Se eu havia gostado do novo trabalho dos irmãos Coen, mais ainda me agradaria “Sangue negro”, um filme mais de ator do que “Onde os fracos não têm vez”, mas nem por isso menos admirável. Contando a história de como um minerador, após cavar sozinho seu primeiro poço, tornou-se um magnata do petróleo na Califórnia, o diretor Paul Thomas Anderson lança um olhar crítico sobre como os Estados Unidos se tornaram o que são. A ambição, a determinação e a falta de escrúpulos são lei na vida do personagem do britânico Daniel Day-Lewis, numa interpretação devastadora que faz valer cada um dos poucos filmes em que ele tem atuado. Day-Lewis também encarnou, à sua maneira, a violência – desta vez, contra aqueles que se interpuserem entre a sociedade norte-americana e seus objetivos de riqueza e domínio, mesmo que sejam instituições como a igreja e a família.

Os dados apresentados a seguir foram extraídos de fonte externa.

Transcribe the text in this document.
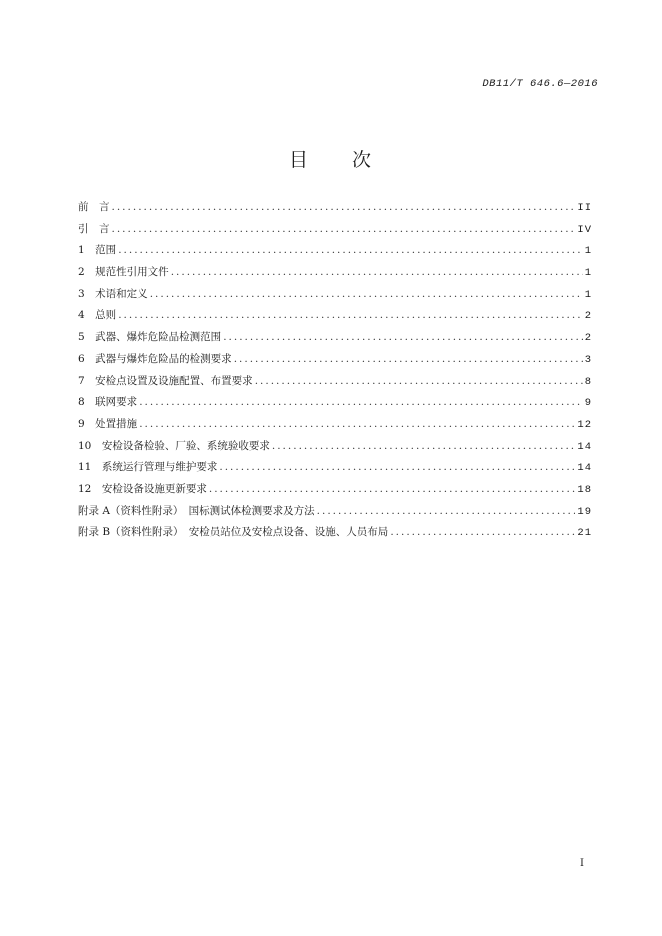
DB11/T 646.6—2016
目　　次
前　言 .....	II
引　言 .....	IV
1　范围 .....	1
2　规范性引用文件 .....	1
3　术语和定义 .....	1
4　总则 .....	2
5　武器、爆炸危险品检测范围 .....	2
6　武器与爆炸危险品的检测要求 .....	3
7　安检点设置及设施配置、布置要求 .....	8
8　联网要求 .....	9
9　处置措施 .....	12
10　安检设备检验、厂验、系统验收要求 .....	14
11　系统运行管理与维护要求 .....	14
12　安检设备设施更新要求 .....	18
附录 A（资料性附录）　国标测试体检测要求及方法 .....	19
附录 B（资料性附录）　安检员站位及安检点设备、设施、人员布局 .....	21
I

Sim, acho que estou ficando chato em relação a filmes. Chato e hiper-realista. O hábito de vê-los me fez mais exigente em termos de fotografia, direção, interpretação, facilitando a identificação de um filme mediano. E as histórias que os filmes contam? Ainda posso me encantar por uma aventura, uma fantasia, uma comédia, mas um toque de realidade, nua e crua, se mostra necessário. Afinal, sinto-me um humanista, e as mazelas na sociedade, nas relações interpessoais ou no psicológico, uma vez expostas, elas
mesmas ou por meio de metáforas, criam possibilidade de que um dia sejam tratadas. Nada existe até que seja conhecido, e o cinema, embora poucas sejam as histórias verdadeiramente originais hoje em dia, é um meio de levar a realidade ao conhecimento de seus próprios protagonistas.

Em tempo: o título deste texto, como o do ganhador do Oscar mês passado, não é o mais adequado, eu sei... só não quis perder a oportunidade de usá-lo.